Implicit all() in replace()


We've release T-Regx 0.10.2.

Normally, when doing replacements, you always had to specify explicitly the number of them, so:

  • replace()->all()->with()
  • replace()->first()->by()
  • replace()->only(2)->focus()

Since 0.10.2, you can skip the quantifier, and just use with()/callback()/by()/focus() or any other replace methods, like so:

  • replace()->with()
  • replace()->by()
  • replace()->focus()

And they will replace every occurrence, just like all().

Don't worry, we don't use any kind of meta-programing with magic methods or anything. We used simple polymorphism and design patterns (delegation and adapter in this case), so if you click Ctrl+B/Go to declaration in your IDE, you will see exactly what code is being run.

Additionally, we customized some exceptions messages. Now, depending on the nature of your exception, you will see one of these additional exception messages:

  • Expected to get the 3-nth element from fluent pattern, but the subject backing the feed was not matched
  • Expected to get the first match as integer, but subject was not matched
  • Expected to get the first element from fluent pattern, but the elements feed has 0 element(s)
  • and more. You can see them all on github in /CleanRegex/Internal/Exception/Messages

As always, everything is described in on github.

Valentine's release


We've release T-Regx 0.10.1.

This time, we've updated match filtering. Previously, methods filter() used on regular match pattern, it would filter only Detail, and have exactly alike interface as the said match pattern (like a filtering decorator), yet fluent()->filter() simply removed entries from the fluent stream. We don't like that difference.

So we renamed match()->filter() to match()->remaining(), since that looks more like a decorator it is, and we added new match()->filter() method which works like all(), but it only returns the items matching the predicate (like array_filter).

Apart from that, we fixed a bug that was lurking in fluent()->flatMap() (don't worry, it's gone now :), as well as improving the fluent()->first(). Now, when filtering a fluent stream, calling first() first calls preg_match(), and if it matches the predicate, that Detail is simply returned. If the first Detail isn't matched by the predicate, then it calls preg_match_all() and returns the first detail from that, that matches the predicate.

As always, everything is described in on github.

T-Regx on PHP8


We've release T-Regx 0.10.0.

In that change, there's only added support for PHP8, which is handling of PHP8 change in methods contracts, and removal of previously deprecated Match, since match is now a keyword in PHP.

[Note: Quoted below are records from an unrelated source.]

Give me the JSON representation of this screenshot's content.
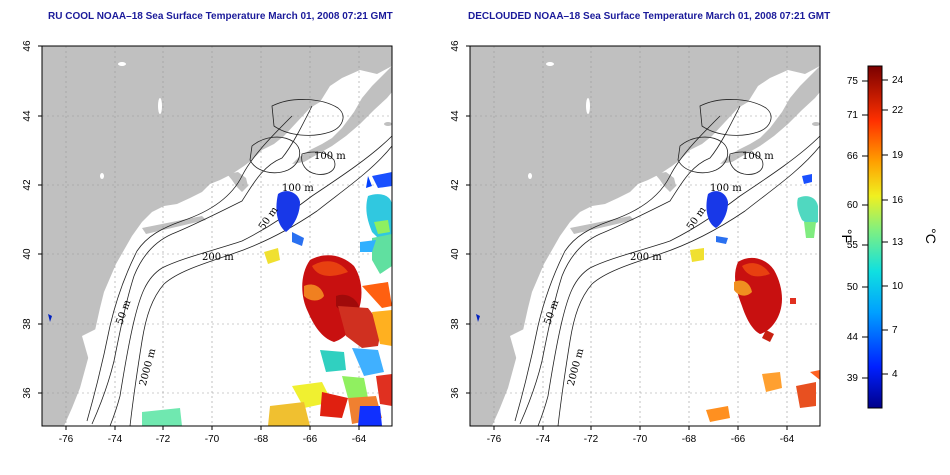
{
  "panels": [
    {
      "id": "left",
      "title": "RU COOL NOAA–18 Sea Surface Temperature March 01, 2008 07:21 GMT"
    },
    {
      "id": "right",
      "title": "DECLOUDED NOAA–18 Sea Surface Temperature March 01, 2008 07:21 GMT"
    }
  ],
  "axes": {
    "x_ticks": [
      "-76",
      "-74",
      "-72",
      "-70",
      "-68",
      "-66",
      "-64"
    ],
    "y_ticks": [
      "46",
      "44",
      "42",
      "40",
      "38",
      "36"
    ]
  },
  "contour_labels": [
    "100 m",
    "100 m",
    "50 m",
    "200 m",
    "50 m",
    "2000 m"
  ],
  "colorbar": {
    "fahrenheit_ticks": [
      "75",
      "71",
      "66",
      "60",
      "55",
      "50",
      "44",
      "39"
    ],
    "celsius_ticks": [
      "24",
      "22",
      "19",
      "16",
      "13",
      "10",
      "7",
      "4"
    ],
    "fahrenheit_unit": "°F",
    "celsius_unit": "°C"
  },
  "colors": {
    "land": "#c0c0c0",
    "ocean": "#ffffff",
    "title": "#1a1a9a",
    "warm_core": "#c81010",
    "cold_pool": "#1030e0"
  }
}
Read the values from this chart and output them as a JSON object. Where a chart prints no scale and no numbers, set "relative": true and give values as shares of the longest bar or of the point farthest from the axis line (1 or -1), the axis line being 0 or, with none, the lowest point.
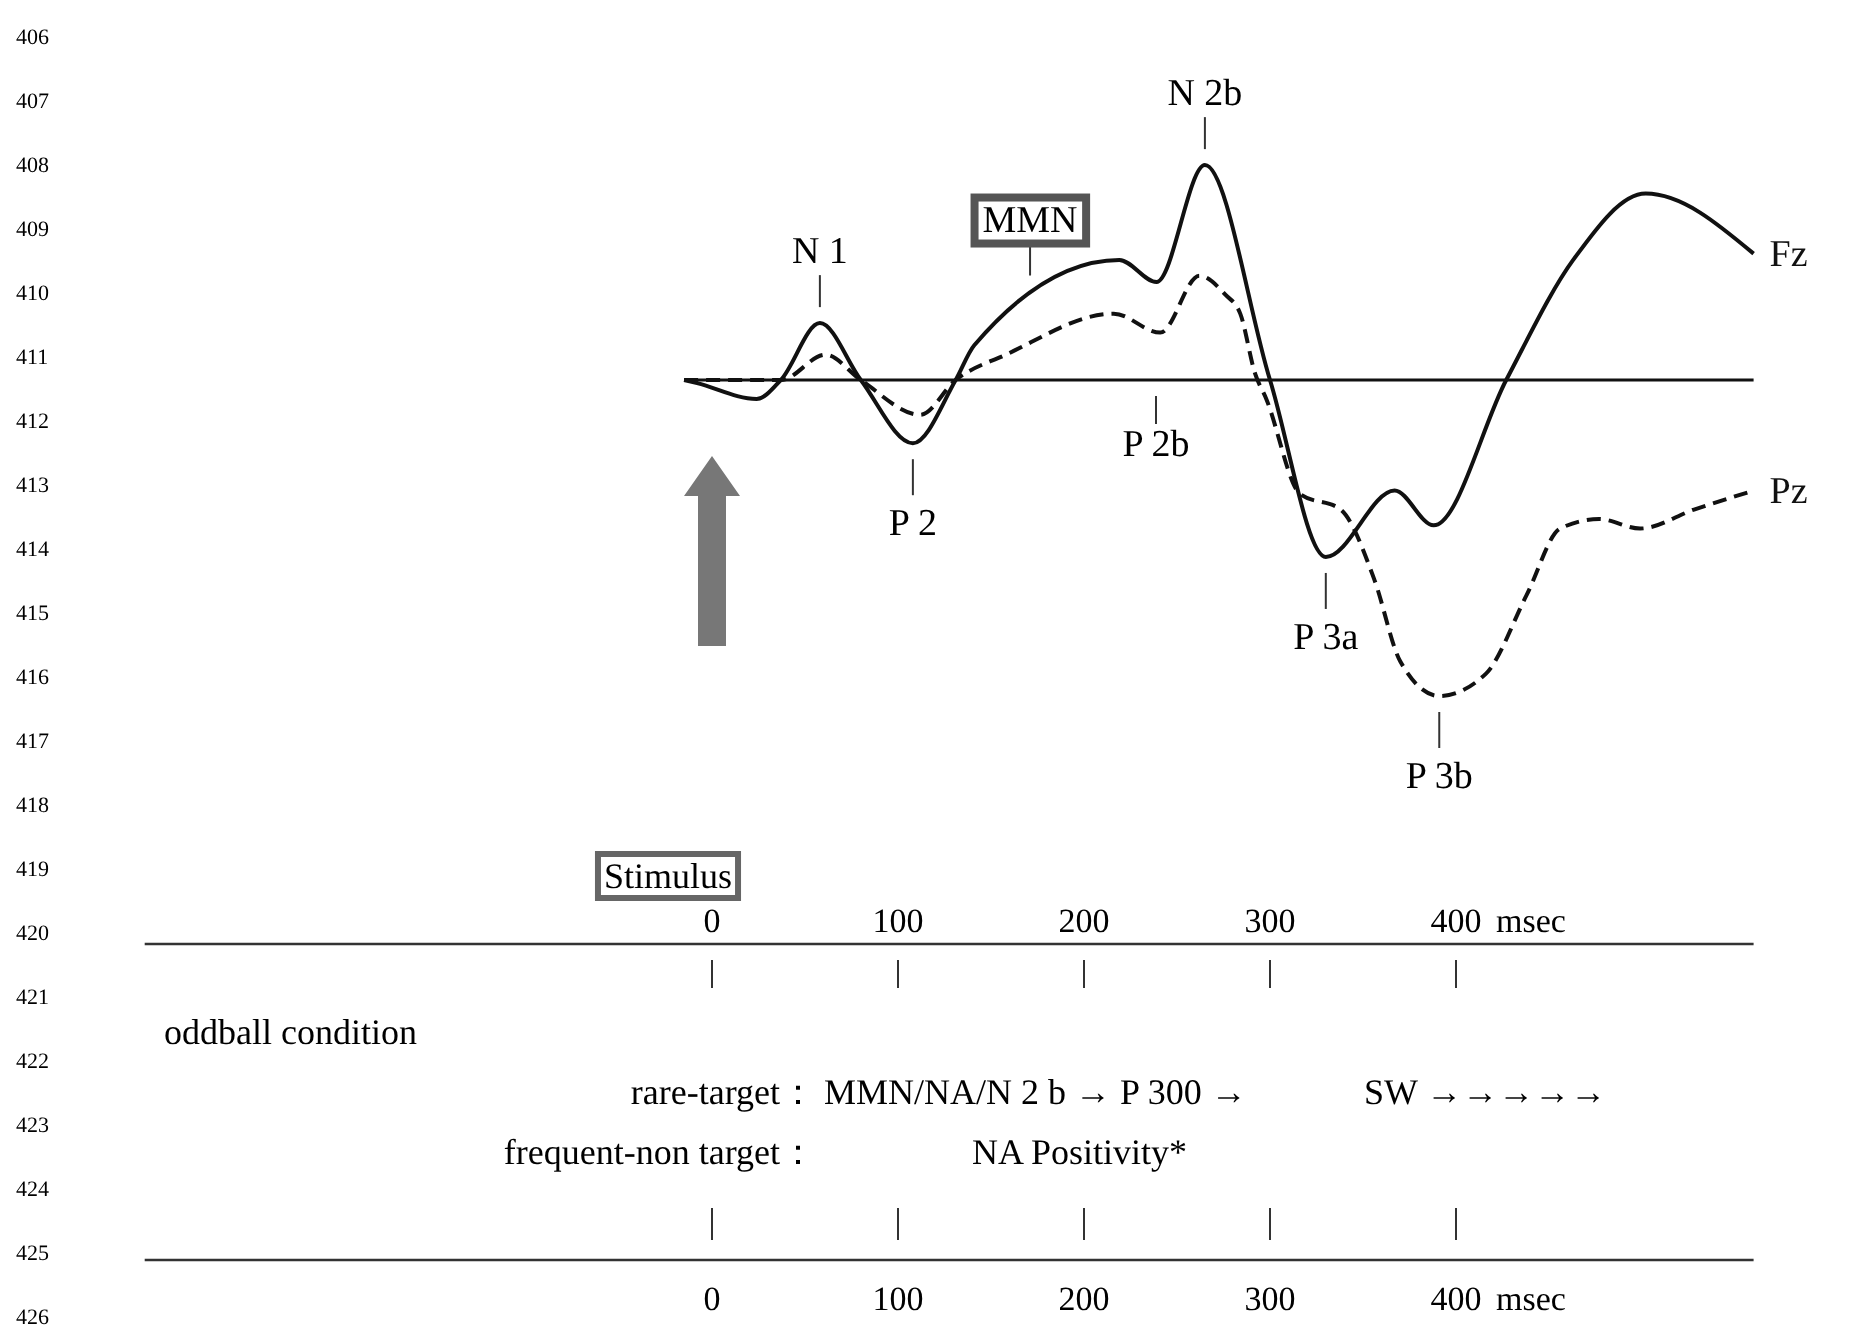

As always, everything is described in on github.

Formats and expectations!


We've release T-Regx 0.9.14.

We changed T-Regx quite a bit with all the breaking changes, we'll try to minimise it in the future. All the changes are listed in

In this release we added two major new features: formats and replace expectations.

Formats, using Pattern::format() allow you to build a real regular expressions using an arbitrary "mask" or "format string".

Replacement expectations add methods to control how many replacements were performed, you can now count the amount of replacements performed with counting(), and methods exactly(), atLeast(), and atMost() are a simplification of counting(), which simply validate whether the replacements performed match the expectations.